A bargain purchase occurs when a firm is purchased at a lower value than its fair market value. In this kind of transaction, businesses are sold mainly due to a crisis. There are other cases when a bargain purchase transaction occurs, such as in the case of a very rapid sale. In order for an acquirer to get a bargain purchase, the following steps have to be followed.
The first step is to record the assets and liabilities along with their fair values. The next step is to assess whether all of the assets and liabilities have been properly recorded. If there are other considerations that need to be paid to the owners, they also have to be recorded. If there is any difference between the consideration paid and the fair value, that has to be recorded.
How does this work? For example, business owners of ATC have to sell their business even if the price is far below market value. ATC will then be sold to BTS Industries for $6,000. The acquirer then hires a firm that will analyze and evaluate all of the assets and liabilities.

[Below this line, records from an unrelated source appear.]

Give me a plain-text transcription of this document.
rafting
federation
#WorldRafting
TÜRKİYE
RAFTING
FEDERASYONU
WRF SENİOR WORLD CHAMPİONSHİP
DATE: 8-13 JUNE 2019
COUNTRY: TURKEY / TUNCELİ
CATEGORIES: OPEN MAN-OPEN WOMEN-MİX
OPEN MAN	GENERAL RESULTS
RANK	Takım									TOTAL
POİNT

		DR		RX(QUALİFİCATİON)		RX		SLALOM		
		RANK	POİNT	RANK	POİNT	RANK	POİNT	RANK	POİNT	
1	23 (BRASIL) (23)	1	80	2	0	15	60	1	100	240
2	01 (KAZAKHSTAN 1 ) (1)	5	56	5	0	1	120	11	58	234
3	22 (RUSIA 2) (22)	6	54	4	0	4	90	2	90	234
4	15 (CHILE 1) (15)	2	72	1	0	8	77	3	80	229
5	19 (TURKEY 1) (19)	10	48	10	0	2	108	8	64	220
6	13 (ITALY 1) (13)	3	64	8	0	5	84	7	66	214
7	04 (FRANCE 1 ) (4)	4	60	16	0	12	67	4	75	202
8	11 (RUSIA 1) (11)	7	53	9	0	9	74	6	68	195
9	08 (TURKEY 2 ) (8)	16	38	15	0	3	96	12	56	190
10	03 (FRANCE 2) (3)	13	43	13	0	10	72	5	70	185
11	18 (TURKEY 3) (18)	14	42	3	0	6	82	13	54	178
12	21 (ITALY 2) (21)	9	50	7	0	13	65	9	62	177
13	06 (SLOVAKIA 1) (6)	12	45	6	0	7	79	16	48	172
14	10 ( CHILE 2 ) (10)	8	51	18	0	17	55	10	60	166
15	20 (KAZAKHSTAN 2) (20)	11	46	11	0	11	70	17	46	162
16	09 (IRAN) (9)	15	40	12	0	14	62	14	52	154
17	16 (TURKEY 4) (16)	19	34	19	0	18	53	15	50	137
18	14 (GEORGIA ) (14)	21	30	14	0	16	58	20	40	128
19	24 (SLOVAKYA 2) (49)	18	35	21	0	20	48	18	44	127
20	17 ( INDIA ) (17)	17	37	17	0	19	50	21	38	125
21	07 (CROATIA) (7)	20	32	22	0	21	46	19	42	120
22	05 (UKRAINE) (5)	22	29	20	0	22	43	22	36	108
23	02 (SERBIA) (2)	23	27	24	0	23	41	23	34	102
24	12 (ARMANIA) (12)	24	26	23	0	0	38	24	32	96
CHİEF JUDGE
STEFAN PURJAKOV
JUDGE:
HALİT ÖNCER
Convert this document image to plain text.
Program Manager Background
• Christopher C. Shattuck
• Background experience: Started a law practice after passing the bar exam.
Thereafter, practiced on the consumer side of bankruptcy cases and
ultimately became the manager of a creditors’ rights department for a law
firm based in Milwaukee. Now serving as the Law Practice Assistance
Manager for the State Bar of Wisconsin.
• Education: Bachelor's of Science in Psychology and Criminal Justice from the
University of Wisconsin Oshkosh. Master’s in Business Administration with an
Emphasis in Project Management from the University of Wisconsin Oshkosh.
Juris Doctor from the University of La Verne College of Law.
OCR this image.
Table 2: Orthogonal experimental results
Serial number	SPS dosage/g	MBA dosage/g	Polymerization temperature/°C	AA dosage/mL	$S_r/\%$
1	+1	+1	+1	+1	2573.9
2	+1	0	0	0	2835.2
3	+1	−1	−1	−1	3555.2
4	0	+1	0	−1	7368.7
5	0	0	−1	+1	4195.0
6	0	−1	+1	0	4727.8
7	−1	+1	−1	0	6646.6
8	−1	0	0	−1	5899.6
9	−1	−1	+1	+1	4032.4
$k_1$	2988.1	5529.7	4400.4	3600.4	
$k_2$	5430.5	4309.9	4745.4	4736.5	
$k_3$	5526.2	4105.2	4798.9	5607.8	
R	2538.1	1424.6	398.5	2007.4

After conducting the analysis, the firm has concluded that the fair value of ATC’s net assets is $9,000. By subtracting the difference, you get the gain or the bargain purchase.
The Aftermath of the 2008 Market Crash
After the market crash in 2008, there were a lot of firms that were bought at far lower than their market value. Other, more financially stable firms were able to take advantage of buying these companies.
Though there were limited amounts of bargain purchases, acquirers were able to take advantage of low bargaining power. This was brought about by unfavorable circumstances that beset the firms in question.